I fall asleep next to the boy and dream that we are lost in the woods together. Sam is unchanged. He is five years old, with long blond hair. I am nine, his brother. The trees are dense and twisted, with thin black branches that hang just above our heads and tangle together like terrible hair, blotting out the sky. Unseen wolves howling in the dark, their voices ghostly.

Sam is brave, though.

He pushes ahead and I follow him and when we come to a house of gingerbread and licorice, I know that the house is not safe. It’s not safe but I have no control over my limbs and I stroll directly up to the door and hammer on it while Sam helps himself to a tasty chunk of cinnamon rain gutter. The woman who comes to the door is no crusty hag, however. She is maybe thirty, with hair black as tar. She wears raw leather pants stained with what looks like blood and a vest made of fine silver chain. The woman smiles when she sees us and her teeth glitter white as needles. I don’t trust her but Sam shouts hooray when she asks if we like sugar cookies. He trots inside and I follow him, helpless. The woman strokes my face and her fingers are cold and bony, with long black nails.
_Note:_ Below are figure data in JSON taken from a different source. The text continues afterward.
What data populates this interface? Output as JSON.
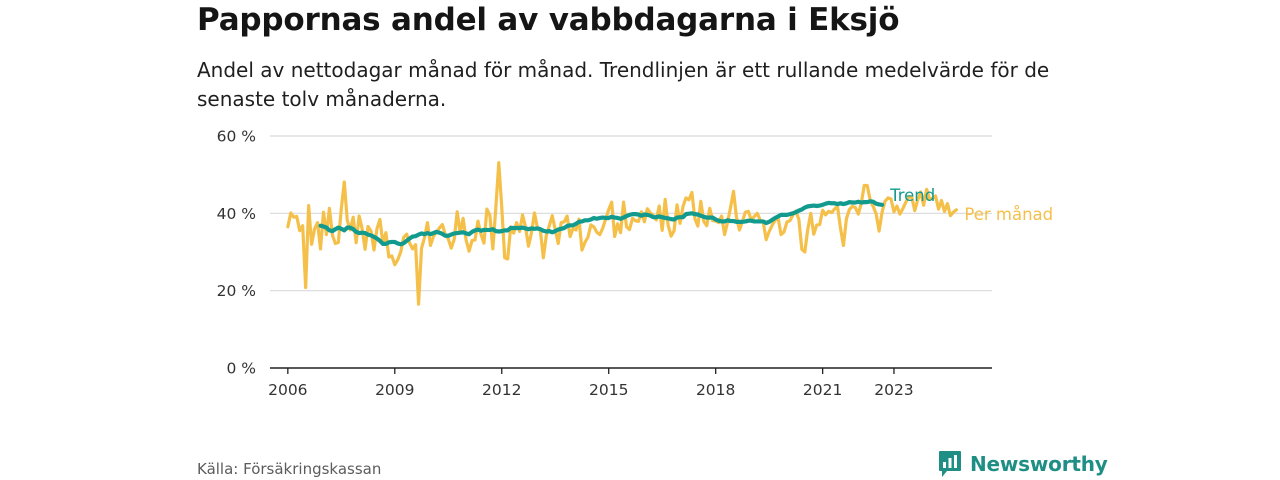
{
  "header": {
    "title": "Pappornas andel av vabbdagarna i Eksjö",
    "subtitle": "Andel av nettodagar månad för månad. Trendlinjen är ett rullande medelvärde för de senaste tolv månaderna."
  },
  "footer": {
    "source": "Källa: Försäkringskassan",
    "brand": "Newsworthy",
    "brand_icon": "bar-chart-speech-bubble-icon"
  },
  "colors": {
    "monthly": "#F5C04A",
    "trend": "#139A8E",
    "grid": "#d9d9d9",
    "axis": "#222222",
    "brand": "#1f8f86"
  },
  "chart_data": {
    "type": "line",
    "title": "Pappornas andel av vabbdagarna i Eksjö",
    "xlabel": "",
    "ylabel": "",
    "x_range": [
      "2005-07",
      "2025-10"
    ],
    "ylim": [
      0,
      60
    ],
    "x_ticks": [
      "2006",
      "2009",
      "2012",
      "2015",
      "2018",
      "2021",
      "2023"
    ],
    "y_ticks": [
      "0 %",
      "20 %",
      "40 %",
      "60 %"
    ],
    "y_tick_values": [
      0,
      20,
      40,
      60
    ],
    "grid": true,
    "legend": "direct labels at line ends (right)",
    "series": [
      {
        "name": "Trend",
        "start": "2006-12",
        "values": [
          36.8,
          36.6,
          36.3,
          35.6,
          35.4,
          35.9,
          36.3,
          36.0,
          35.6,
          36.3,
          36.3,
          35.9,
          35.2,
          34.9,
          35.0,
          34.9,
          34.5,
          34.3,
          33.9,
          33.5,
          32.9,
          32.1,
          32.1,
          32.5,
          32.6,
          32.6,
          32.2,
          32.0,
          32.3,
          32.9,
          33.5,
          34.0,
          34.1,
          34.5,
          34.8,
          34.6,
          34.9,
          34.6,
          34.9,
          35.2,
          35.0,
          34.7,
          34.2,
          34.2,
          34.5,
          34.8,
          34.9,
          35.0,
          35.1,
          34.8,
          34.6,
          35.2,
          35.6,
          35.8,
          35.5,
          35.7,
          35.7,
          35.7,
          35.9,
          35.4,
          35.3,
          35.4,
          35.6,
          35.6,
          36.2,
          36.2,
          36.2,
          36.2,
          36.3,
          36.1,
          35.9,
          36.1,
          36.0,
          36.1,
          35.9,
          35.5,
          35.3,
          35.4,
          35.1,
          35.4,
          35.8,
          36.0,
          36.2,
          36.7,
          36.9,
          36.9,
          37.3,
          37.8,
          37.9,
          38.2,
          38.2,
          38.4,
          38.8,
          38.6,
          38.8,
          38.9,
          38.8,
          38.8,
          39.1,
          38.9,
          38.8,
          38.6,
          38.9,
          39.3,
          39.6,
          39.8,
          39.8,
          39.7,
          39.4,
          39.7,
          39.6,
          39.4,
          39.0,
          39.0,
          39.2,
          39.0,
          38.8,
          38.7,
          38.5,
          38.4,
          38.9,
          39.0,
          39.0,
          39.8,
          39.9,
          40.0,
          39.8,
          39.7,
          39.4,
          39.1,
          38.9,
          38.9,
          38.9,
          38.4,
          38.1,
          37.9,
          37.9,
          38.2,
          38.0,
          38.0,
          37.8,
          37.8,
          37.8,
          37.9,
          38.1,
          38.1,
          37.9,
          37.9,
          37.9,
          37.9,
          37.5,
          37.8,
          38.3,
          38.8,
          39.2,
          39.6,
          39.6,
          39.6,
          39.8,
          40.0,
          40.3,
          40.7,
          41.0,
          41.5,
          41.8,
          41.9,
          42.0,
          41.9,
          42.0,
          42.2,
          42.5,
          42.7,
          42.6,
          42.6,
          42.4,
          42.6,
          42.4,
          42.6,
          42.9,
          42.8,
          42.8,
          43.0,
          42.8,
          42.9,
          42.9,
          43.1,
          43.0,
          42.5,
          42.3,
          42.2
        ]
      },
      {
        "name": "Per månad",
        "start": "2006-01",
        "values": [
          36.5,
          40.1,
          39.0,
          39.2,
          35.5,
          36.8,
          20.8,
          42.0,
          32.0,
          36.0,
          37.6,
          30.8,
          40.3,
          34.5,
          41.3,
          34.4,
          32.2,
          32.5,
          41.2,
          48.1,
          38.2,
          35.7,
          39.0,
          32.4,
          39.3,
          36.0,
          30.7,
          36.6,
          35.4,
          30.5,
          36.0,
          38.4,
          32.2,
          35.0,
          28.7,
          29.0,
          26.7,
          28.0,
          30.0,
          33.8,
          34.6,
          32.3,
          30.8,
          31.9,
          16.5,
          31.0,
          33.7,
          37.6,
          31.7,
          34.0,
          35.1,
          36.2,
          37.1,
          34.5,
          33.4,
          31.0,
          33.3,
          40.4,
          35.0,
          38.7,
          33.1,
          30.2,
          33.0,
          33.1,
          38.0,
          34.6,
          32.3,
          41.1,
          39.5,
          30.8,
          41.4,
          53.1,
          41.6,
          28.5,
          28.2,
          36.5,
          34.9,
          37.6,
          35.3,
          39.6,
          36.5,
          31.5,
          35.0,
          40.1,
          36.3,
          35.5,
          28.5,
          34.3,
          36.8,
          39.4,
          35.8,
          32.2,
          37.6,
          37.8,
          39.3,
          34.0,
          36.1,
          35.7,
          38.5,
          30.5,
          32.5,
          33.8,
          37.0,
          36.5,
          35.1,
          34.5,
          36.2,
          38.6,
          41.0,
          42.9,
          34.0,
          37.3,
          35.0,
          42.9,
          36.5,
          35.8,
          38.7,
          38.1,
          37.9,
          40.4,
          37.8,
          41.2,
          40.1,
          39.5,
          38.3,
          41.9,
          35.6,
          43.6,
          36.9,
          34.1,
          35.5,
          42.2,
          37.4,
          41.8,
          44.0,
          43.5,
          45.4,
          38.6,
          36.7,
          43.1,
          37.9,
          36.8,
          41.3,
          38.1,
          38.0,
          37.6,
          39.3,
          34.5,
          37.7,
          41.5,
          45.7,
          39.0,
          35.7,
          37.9,
          40.3,
          40.5,
          38.2,
          39.2,
          40.0,
          38.2,
          37.7,
          33.2,
          35.3,
          36.9,
          38.2,
          38.9,
          34.5,
          35.2,
          37.8,
          38.1,
          39.6,
          40.6,
          38.4,
          30.7,
          30.0,
          35.9,
          40.0,
          34.6,
          37.0,
          37.1,
          40.8,
          39.6,
          40.5,
          40.2,
          41.1,
          41.8,
          36.2,
          31.7,
          38.6,
          41.0,
          41.8,
          41.5,
          39.8,
          42.6,
          47.2,
          47.2,
          43.4,
          41.8,
          39.9,
          35.4,
          40.3,
          43.1,
          44.0,
          43.7,
          40.4,
          41.9,
          39.8,
          41.2,
          42.9,
          44.3,
          44.2,
          40.7,
          43.5,
          45.5,
          42.1,
          46.2,
          43.7,
          43.9,
          44.5,
          41.1,
          43.3,
          40.5,
          42.5,
          39.4,
          40.3,
          40.9
        ]
      }
    ]
  }
}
She purrs that it’s a shame but I am too old for her table, that my skin will be tough and gamey. But my brother is still soft and plump and if killed properly and marinated in butter and blackberry wine he will make a delicious stew. The woman asks me to gather wood for her fire and I comply.

I am not stupid, however.

I am only vaguely aware that this is a dream and I can’t seem to wake myself up but I know this woman. I would know her anywhere. I shiver myself awake and Sam is sitting on his haunches like a little stone frog beside me, staring at my face with profound curiosity.